This year’s survey shows that cyber security is a growing priority for senior management, with over three-quarters of UK businesses (78%) and charities (75%) saying that cyber security is a high priority for their senior management. This is a significant increase since 2018 when these proportions were 74% for businesses and 53% of charities.
Reflecting this change in attitudes, there have also been shifts in action taken in this latest survey:
- More businesses (57%, vs. 51% in 2018) and charities (43%, vs. 27% in 2018) update their senior management on actions taken around cyber security at least once a quarter.
- Both businesses (27%, vs. 20% in 2018) and charities (29%, vs. 15% in 2018) are more likely to have had staff attend any kind of cyber security training in the last 12 months.
- Written cyber security policies are more common both among businesses (33%, vs. 27% in 2018) and charities (36%, vs. 21% in 2018).
Insights from the qualitative interviews suggests that GDPR has encouraged many organisations over the past year to engage formally with cyber security for the first time, and others to strengthen their existing policies and processes. However, the survey also shows that there is more that organisations can do to protect themselves from cyber risks. This includes important actions which are still relatively uncommon, such as board-level involvement in cyber security, monitoring suppliers and planning incident response.
- The Cyber Security Breaches Survey is an Official Statistic and has been produced to the standards set out in the Code of Practice for Official Statistics.
- Ipsos MORI surveyed 1,566 UK businesses (including 488 large businesses employing 250 or more staff) and 514 UK registered charities by telephone from 10 October to 20 December 2018.
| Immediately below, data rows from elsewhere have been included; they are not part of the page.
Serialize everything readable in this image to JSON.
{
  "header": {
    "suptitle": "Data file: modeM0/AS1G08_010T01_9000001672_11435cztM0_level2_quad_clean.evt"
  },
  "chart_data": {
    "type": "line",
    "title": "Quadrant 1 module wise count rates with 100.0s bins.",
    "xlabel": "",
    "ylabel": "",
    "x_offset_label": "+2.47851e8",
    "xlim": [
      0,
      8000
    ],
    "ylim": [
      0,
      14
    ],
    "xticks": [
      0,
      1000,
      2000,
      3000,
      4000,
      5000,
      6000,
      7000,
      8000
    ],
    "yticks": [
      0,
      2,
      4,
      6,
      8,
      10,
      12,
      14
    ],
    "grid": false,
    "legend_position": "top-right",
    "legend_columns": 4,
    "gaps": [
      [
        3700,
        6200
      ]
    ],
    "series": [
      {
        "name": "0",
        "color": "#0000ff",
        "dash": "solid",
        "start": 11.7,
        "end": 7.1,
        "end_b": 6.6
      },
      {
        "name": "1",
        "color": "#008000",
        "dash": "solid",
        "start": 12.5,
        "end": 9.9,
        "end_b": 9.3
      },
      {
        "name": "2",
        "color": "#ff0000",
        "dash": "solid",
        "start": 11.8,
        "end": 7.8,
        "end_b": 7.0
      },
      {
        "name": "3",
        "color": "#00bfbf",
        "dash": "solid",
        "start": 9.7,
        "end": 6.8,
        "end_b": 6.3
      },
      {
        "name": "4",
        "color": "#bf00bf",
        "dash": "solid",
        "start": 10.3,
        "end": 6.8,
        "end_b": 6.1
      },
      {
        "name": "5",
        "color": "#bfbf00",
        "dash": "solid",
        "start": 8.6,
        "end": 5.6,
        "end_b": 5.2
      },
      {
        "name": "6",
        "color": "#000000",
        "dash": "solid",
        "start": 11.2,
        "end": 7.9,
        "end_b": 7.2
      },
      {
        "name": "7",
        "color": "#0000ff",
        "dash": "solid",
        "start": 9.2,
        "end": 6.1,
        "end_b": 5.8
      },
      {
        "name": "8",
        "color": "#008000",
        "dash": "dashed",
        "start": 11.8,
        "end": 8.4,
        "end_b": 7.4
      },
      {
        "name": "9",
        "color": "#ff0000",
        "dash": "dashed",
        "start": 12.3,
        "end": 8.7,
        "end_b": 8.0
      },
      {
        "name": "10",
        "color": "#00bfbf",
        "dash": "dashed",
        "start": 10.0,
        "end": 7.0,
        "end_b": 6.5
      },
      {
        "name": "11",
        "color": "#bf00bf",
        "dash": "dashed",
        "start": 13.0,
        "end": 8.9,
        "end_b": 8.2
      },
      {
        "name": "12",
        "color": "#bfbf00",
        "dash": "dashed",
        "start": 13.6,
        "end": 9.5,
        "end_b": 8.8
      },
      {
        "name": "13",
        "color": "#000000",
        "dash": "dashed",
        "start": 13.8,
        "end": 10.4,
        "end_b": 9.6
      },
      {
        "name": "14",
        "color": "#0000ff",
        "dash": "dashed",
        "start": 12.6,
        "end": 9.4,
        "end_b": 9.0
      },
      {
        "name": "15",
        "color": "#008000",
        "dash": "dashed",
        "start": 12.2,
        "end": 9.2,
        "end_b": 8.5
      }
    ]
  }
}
- Sole traders and public sector organisations were outside the scope of the survey, so were excluded. In addition, businesses with no IT capacity or online presence were deemed ineligible, which meant that a small number of specific sectors (agriculture, forestry and fishing) were excluded.
- Both the businesses and charities data have been weighted to be statistically representative of these two populations.
- A total of 52 in-depth interviews were undertaken in January and February 2019 to follow up businesses and charities that participated in the survey.